Love and the right to love publicly, matters.

It changes people.

It frees the mind to see, to imagine, to hope for a lifetime of being held in every storm.

The waiter look different, I suppose, because he felt differently.

I don't know if there is a 'look of love' but there certainly is, and I know because I saw it yesterday, 'the look of being loved.'

9 comments:

JohnMoxon1 said...

Nice post.

Psychojenic said...

Simply beautiful. x

Anonymous said...

beautiful

Deb said...

Lovely. Makes me so happy, yet I'm sad knowing that some dear friends from my youth didn't live long enough to be able to be open, even about their sexuality, let alone open about loving and being loved.

Long live love!

wendy said...

I love this. Something is different indeed!
My partner and married very soon after it became legal for us to do so.
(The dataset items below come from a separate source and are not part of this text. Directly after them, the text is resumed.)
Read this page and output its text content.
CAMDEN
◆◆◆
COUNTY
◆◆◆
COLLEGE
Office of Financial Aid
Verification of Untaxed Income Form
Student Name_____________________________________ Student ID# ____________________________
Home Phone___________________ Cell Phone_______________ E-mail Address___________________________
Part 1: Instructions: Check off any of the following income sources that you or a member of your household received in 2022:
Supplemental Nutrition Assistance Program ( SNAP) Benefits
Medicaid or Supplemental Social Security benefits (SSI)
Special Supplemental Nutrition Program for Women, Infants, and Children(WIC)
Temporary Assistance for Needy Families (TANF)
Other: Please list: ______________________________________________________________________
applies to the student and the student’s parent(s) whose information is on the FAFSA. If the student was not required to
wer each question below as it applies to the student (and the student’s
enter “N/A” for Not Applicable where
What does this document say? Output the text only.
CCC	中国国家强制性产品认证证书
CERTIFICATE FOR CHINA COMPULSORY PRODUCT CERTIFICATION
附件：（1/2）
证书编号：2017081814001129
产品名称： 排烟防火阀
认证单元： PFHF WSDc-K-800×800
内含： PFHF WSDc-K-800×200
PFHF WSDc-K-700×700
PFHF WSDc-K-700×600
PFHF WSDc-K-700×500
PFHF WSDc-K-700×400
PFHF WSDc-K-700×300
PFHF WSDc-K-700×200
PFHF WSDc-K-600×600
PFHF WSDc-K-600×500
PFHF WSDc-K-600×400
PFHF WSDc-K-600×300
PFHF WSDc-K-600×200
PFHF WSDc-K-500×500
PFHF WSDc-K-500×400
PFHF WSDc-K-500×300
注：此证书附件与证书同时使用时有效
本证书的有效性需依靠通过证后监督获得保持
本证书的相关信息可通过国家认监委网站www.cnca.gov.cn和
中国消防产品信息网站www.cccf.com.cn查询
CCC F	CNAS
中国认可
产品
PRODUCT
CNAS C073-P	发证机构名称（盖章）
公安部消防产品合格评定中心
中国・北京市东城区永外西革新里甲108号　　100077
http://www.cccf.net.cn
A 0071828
We had been together 17 years at that point. I didn't expect to feel feel different after the ceremony, but I did. I can't explain it, but I did. Maybe I looked different, too. :)

Anonymous said...

Love this post. Thank you.
Claire

Jo Kelly said...

As a person who has been single a long time I can say it does make a difference. I try to be happy with my life but there's a hole.....there's no denying its existence. I know I'm loved by family and friends but I long for the day I hear words like this from someone who wants to love me intimately.

Cynthia F. said...

Wonderful! I got goosebumps.

Cassie said...

I think this is absolutely beautiful. It shows that someone can look different without changing their appearance something as little as meeting the person that you love more then anyone else and making that commitment to spend the rest of your life with that person. It can make you feel very different and very loved!